Multi-Agent System (MAS)

Two MAS and models are developed and evaluated namely AvatarSim and AvatarSim2. AvatarSim was developed in Java and AvatarSim2 was developed in C# language. The AvatarSim model comprises of three models which are: a) Geometrical Model, b) Social Force Model, and c) Fuzzy behavioral Model. AvatarSim2 model further combines genetic algorithm (GA) with neural networks (NNs) and fuzzy logic (FL) to explore how intelligent agents can learn and adapt their behavior during an evacuation. The adaptive behavior focuses on the specific agents changing their behavior in the environment. The shared behavior of the agent places an emphasis on the crowd-modeling and emergency behavior in the multi-agent system.

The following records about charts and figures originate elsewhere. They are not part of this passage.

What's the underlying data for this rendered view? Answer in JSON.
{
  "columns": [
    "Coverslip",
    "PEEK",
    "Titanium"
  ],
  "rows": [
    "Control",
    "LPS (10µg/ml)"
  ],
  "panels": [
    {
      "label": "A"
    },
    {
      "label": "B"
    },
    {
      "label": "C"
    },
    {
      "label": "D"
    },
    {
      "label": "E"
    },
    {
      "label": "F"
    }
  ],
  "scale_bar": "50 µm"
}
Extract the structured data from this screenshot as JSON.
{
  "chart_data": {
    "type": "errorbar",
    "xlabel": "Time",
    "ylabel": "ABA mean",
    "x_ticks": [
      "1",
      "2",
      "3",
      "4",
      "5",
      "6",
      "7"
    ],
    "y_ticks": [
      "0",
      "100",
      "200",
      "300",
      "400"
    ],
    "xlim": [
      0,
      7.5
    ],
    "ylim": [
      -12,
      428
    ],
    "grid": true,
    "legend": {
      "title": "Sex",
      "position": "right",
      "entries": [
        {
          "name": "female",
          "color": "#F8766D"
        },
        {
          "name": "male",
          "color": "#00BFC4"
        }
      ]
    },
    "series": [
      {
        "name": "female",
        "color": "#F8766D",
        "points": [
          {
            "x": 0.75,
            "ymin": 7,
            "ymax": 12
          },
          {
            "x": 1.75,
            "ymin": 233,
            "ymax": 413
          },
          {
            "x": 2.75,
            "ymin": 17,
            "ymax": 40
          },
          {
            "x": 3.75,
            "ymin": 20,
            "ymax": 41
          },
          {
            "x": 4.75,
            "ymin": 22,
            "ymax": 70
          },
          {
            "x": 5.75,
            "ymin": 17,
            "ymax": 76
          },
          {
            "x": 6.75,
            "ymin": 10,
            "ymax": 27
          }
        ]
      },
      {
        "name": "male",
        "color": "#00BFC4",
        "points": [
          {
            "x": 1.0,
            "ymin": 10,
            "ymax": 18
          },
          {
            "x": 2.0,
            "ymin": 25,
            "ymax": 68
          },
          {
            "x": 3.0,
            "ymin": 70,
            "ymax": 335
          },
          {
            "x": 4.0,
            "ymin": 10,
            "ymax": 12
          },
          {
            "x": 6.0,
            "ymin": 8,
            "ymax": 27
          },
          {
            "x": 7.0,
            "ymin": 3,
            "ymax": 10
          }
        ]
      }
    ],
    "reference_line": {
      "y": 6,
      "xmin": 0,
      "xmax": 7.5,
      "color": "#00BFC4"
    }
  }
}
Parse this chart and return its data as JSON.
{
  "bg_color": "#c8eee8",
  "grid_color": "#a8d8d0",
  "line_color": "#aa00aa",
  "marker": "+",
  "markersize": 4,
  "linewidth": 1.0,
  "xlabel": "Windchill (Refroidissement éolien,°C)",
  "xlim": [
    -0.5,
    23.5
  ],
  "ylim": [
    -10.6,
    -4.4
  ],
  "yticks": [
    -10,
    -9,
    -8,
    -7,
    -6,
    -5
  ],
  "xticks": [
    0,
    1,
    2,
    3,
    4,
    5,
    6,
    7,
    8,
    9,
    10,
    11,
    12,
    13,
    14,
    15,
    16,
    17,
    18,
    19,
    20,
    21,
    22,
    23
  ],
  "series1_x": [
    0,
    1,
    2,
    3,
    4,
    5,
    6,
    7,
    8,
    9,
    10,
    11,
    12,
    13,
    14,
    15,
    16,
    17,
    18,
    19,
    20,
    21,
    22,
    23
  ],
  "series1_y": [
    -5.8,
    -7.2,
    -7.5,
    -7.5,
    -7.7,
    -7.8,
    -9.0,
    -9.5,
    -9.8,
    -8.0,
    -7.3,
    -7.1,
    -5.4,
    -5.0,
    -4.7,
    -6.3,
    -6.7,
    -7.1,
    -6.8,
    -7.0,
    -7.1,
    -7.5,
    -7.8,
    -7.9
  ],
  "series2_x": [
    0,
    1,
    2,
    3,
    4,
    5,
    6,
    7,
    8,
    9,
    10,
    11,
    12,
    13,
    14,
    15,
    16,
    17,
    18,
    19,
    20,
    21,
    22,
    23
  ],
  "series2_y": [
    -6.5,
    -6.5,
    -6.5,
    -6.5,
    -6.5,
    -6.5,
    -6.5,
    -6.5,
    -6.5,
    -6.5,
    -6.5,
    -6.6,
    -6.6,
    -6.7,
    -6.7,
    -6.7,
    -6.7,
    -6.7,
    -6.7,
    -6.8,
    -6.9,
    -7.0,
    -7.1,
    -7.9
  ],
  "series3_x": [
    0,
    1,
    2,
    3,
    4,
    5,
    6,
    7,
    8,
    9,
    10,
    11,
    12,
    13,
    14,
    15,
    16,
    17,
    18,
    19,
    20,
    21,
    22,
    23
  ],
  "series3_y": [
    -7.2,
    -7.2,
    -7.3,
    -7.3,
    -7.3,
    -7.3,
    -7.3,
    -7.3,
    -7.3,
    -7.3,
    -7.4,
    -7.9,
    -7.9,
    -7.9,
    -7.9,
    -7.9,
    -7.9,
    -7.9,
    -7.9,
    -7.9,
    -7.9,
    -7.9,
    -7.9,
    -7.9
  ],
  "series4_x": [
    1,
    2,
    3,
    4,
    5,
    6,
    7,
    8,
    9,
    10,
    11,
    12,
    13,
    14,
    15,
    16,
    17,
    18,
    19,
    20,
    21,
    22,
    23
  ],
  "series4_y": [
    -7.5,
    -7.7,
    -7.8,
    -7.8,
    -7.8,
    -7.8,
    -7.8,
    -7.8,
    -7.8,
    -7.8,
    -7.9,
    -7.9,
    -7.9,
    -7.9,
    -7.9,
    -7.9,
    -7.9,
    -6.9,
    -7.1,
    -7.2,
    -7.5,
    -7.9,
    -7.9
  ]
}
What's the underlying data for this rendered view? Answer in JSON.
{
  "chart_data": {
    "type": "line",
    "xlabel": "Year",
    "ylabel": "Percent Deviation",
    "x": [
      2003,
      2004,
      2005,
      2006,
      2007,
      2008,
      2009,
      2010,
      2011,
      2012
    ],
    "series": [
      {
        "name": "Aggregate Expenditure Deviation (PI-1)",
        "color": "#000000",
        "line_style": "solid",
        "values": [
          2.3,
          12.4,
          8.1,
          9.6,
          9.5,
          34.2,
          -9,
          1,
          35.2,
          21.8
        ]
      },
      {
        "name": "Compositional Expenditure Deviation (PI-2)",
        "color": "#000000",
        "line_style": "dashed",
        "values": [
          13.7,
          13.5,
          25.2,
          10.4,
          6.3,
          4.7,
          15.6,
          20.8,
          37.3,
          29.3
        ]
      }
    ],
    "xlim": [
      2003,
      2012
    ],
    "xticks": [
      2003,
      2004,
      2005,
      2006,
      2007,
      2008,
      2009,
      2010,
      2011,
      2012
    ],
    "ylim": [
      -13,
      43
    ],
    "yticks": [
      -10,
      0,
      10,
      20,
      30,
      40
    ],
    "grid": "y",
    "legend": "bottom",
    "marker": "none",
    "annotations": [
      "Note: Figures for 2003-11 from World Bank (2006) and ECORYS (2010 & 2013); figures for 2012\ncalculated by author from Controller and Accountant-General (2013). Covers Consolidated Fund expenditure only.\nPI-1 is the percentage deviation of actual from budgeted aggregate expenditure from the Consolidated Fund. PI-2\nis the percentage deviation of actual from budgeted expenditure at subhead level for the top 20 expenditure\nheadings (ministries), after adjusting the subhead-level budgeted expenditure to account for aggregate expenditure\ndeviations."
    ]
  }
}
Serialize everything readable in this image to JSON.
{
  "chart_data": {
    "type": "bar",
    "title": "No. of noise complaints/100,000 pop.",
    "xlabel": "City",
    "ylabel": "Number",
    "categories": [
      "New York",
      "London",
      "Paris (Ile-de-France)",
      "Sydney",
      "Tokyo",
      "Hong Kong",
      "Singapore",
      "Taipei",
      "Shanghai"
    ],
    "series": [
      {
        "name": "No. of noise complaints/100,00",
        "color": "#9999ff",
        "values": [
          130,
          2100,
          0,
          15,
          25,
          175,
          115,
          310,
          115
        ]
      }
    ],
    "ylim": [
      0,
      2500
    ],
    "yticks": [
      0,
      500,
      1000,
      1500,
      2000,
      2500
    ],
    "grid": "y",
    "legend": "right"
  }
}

Augmented Reality and HoloLens Applications

This work presents cutting edge Augmented Reality that overcome the visual limitations associated with the traditional, static 2D methods of communicating evacuation plans for multilevel buildings. Using existing building features, we demonstrate how the AR instructional modules provide contextualized 3D visualizations that promote and support spatial knowledge acquisition and cognitive mapping thereby enhancing situational awareness. These AR visualizations are developed for first responders and building occupants to help increase emergency preparedness. The projects include (a) Spatial Analysis at UNT, (b) Navigation, (c) Geospatial  Analysis, (d) Situational awareness, (e) Intelligent Signs, (f) Evacuation, and (g) Emergency response

Megacity: A CVE for Emergency Response, Training, and Decision Making

The goal of this research is to use game creation as a metaphor for creating an experimental setup to study human behavior in a megacity for emergency response, decision-making strategies, and what-if scenarios. It incorporates user-controlled characters as avatars and computer-controlled characters as agents in the megacity CVE (Collaborative Virtual Reality Environment). Virtual crowds for non-combative environments play an important role in modern military operations and often create complications for the combatant forces involved. To address this problem, we are developing crowd simulation capable of generating crowds of non-combative civilians that exhibit a variety of individual and group behaviors at a different level of fidelity.

Human Centric Cyber Situation Awareness and Data Visualization

The goal of this project is to explore ways to visualize the Cyber Situational Awareness capability of an enterprise to the next level by developing holistic human centric situational awareness approaches into new systems that can achieve self-awareness. This research effort aims to identify how graphical objects (such as data-shapes) developed in accordance with an analyst's mental model can enhance analyst's situation awareness. The humans are more adept at inferring meaning from graphical objects, links and associations in a data element. The project aims to use virtual reality techniques to visualize the XML data through the use of a Force Directed Node Graph in 3D which renders and updates in real-time. It can be used to visualize computer networks for cyber-attacks.